I really appreciate, if somebody could help me with these tasks, I am beginner and really need fast help. Also, as my mothertonque is not English, some mathematical terms may be wrong, hope you understand.



1. Function y=ln (x+10/x-8)+80

a)find domain, b)asymptotes equations, c)Extremums, d)grow and decline areas, e)curvature and concava areas, f)point of inflections



2.Function: z=xy+40x, a) find Extremums in condition: x^2+y^2=256

b) control sufficiency, c) designate type, d) calculate the value of function



Thank you!

 

[galactus]

I really appreciate, if somebody could help me with these tasks, I am beginner and really need fast help. Also, as my mothertonque is not English, some mathematical terms may be wrong, hope you understand.

1. Function y=ln (x+10/x-8)+80

a)find domain, b)asymptotes equations, c)Extremums, d)grow and decline areas, e)curvature and concava areas, f)point of inflections

To find the asymptotes, look at the graph. That helps for the other questions as well. Remember, ln(0) is not defined. We can rewrite as:

\(\displaystyle ln(\frac{x+10}{x-8})+80=ln(x+10)-ln(x-8)+80\). What values make ln(0)?. These are NOT in the domain. The domain are those values of x which result in a real solution.

Therefore, the domain would be \(\displaystyle (-\infty,-10)\cap(8,\infty)\)

If you check values such as x=1, there is a complex result so it is not in the domain. See?.

To find the extremums, differentiate. \(\displaystyle f'(x)=\frac{-18}{(x-8)(x+10)}\)

To find inflection points, use the second derivative. \(\displaystyle f''(x)=\frac{36(x+1)}{(x-8)^{2}(x+10)^{2}}\)

The inflection point(s) is where it changes concavity. To find increasing and decreasing. Check the value of the derivatives over an interval.



Set the second derivative to 0 and solve for x. Well, the only value that makes this 0 is \(\displaystyle x+1=0\Rightarrow x=-1\)

There's a start. We can not give a calc I lesson. Look over a calc book or google and you'll find lotsa information regarding this issue.

 

[BigGlenntheHeavy]

\(\displaystyle 10/x-8 \ = \ \frac{10}{x}-8, \ however, \ for \ emphasis \ and \ common \ courtesy, \ \bigg(\frac{10}{x}\bigg)-8 \ = \ \frac{10}{x}-8 \ leaves \ no\)

\(\displaystyle \ doubt \ and \ 10/(x-8) \ = \ \frac{10}{x-8}, \ parentheses \ a \ necessity.\)

\(\displaystyle Now, \ which \ of \ the \ two \ is \ it?\)

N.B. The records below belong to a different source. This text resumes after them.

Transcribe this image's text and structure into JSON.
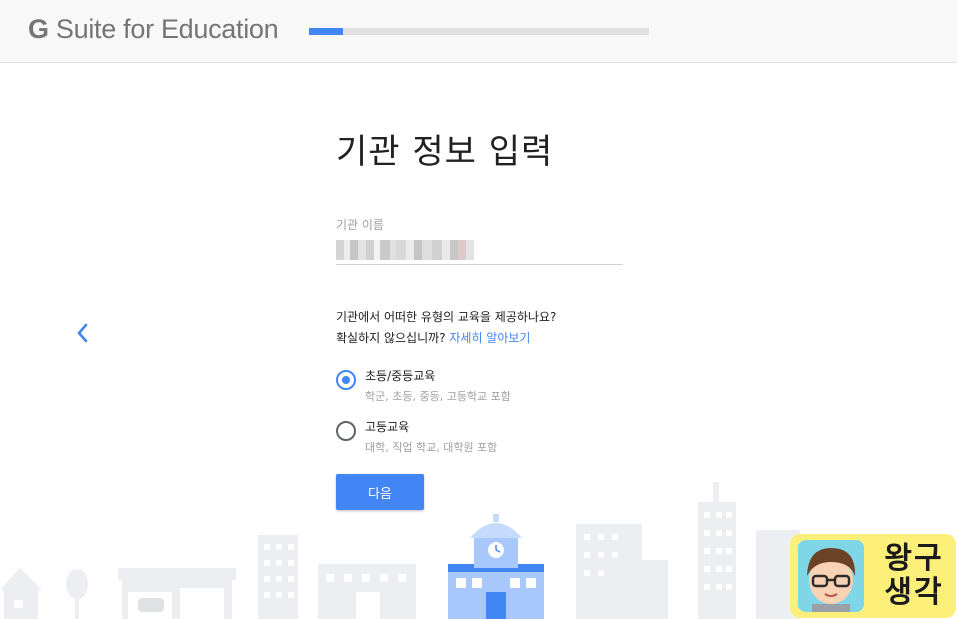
{
  "header": {
    "logo_g": "G",
    "logo_rest": " Suite for Education",
    "progress_fraction": 0.1
  },
  "form": {
    "title": "기관 정보 입력",
    "org_name_label": "기관 이름",
    "org_name_value": "",
    "question_line1": "기관에서 어떠한 유형의 교육을 제공하나요?",
    "question_line2": "확실하지 않으십니까? ",
    "learn_more_link": "자세히 알아보기",
    "options": [
      {
        "title": "초등/중등교육",
        "description": "학군, 초등, 중등, 고등학교 포함",
        "selected": true
      },
      {
        "title": "고등교육",
        "description": "대학, 직업 학교, 대학원 포함",
        "selected": false
      }
    ],
    "next_button": "다음"
  },
  "navigation": {
    "back_icon": "chevron-left-icon"
  },
  "watermark": {
    "line1": "왕구",
    "line2": "생각"
  },
  "colors": {
    "accent": "#4285f4",
    "header_bg": "#f8f8f8",
    "progress_track": "#e0e0e0",
    "skyline_gray": "#e8eaed",
    "school_blue": "#4285f4",
    "watermark_bg": "#fdf07a"
  }
}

\(\displaystyle Note: \ x+10/x-8 \ = \ x+\frac{10}{x}-8, \ (x+10)/x-8 \ = \ \frac{x+10}{x}-8, \ x+10 /(x-8) \ = \ x+\frac{10}{x-8}, \ and\)

\(\displaystyle \ (x+10)/(x-8) \ = \ \frac{x+10}{x-8}.\)

 

[tädif]

Thank you, but how to find asymptotes equations?

 

[galactus]

Thank you, but how to find asymptotes equations?

As I hinted at, the asymptotes occur where at ln(0). What makes ln(x+10)=ln(0)?. What makes ln(x-8)=ln(0)?.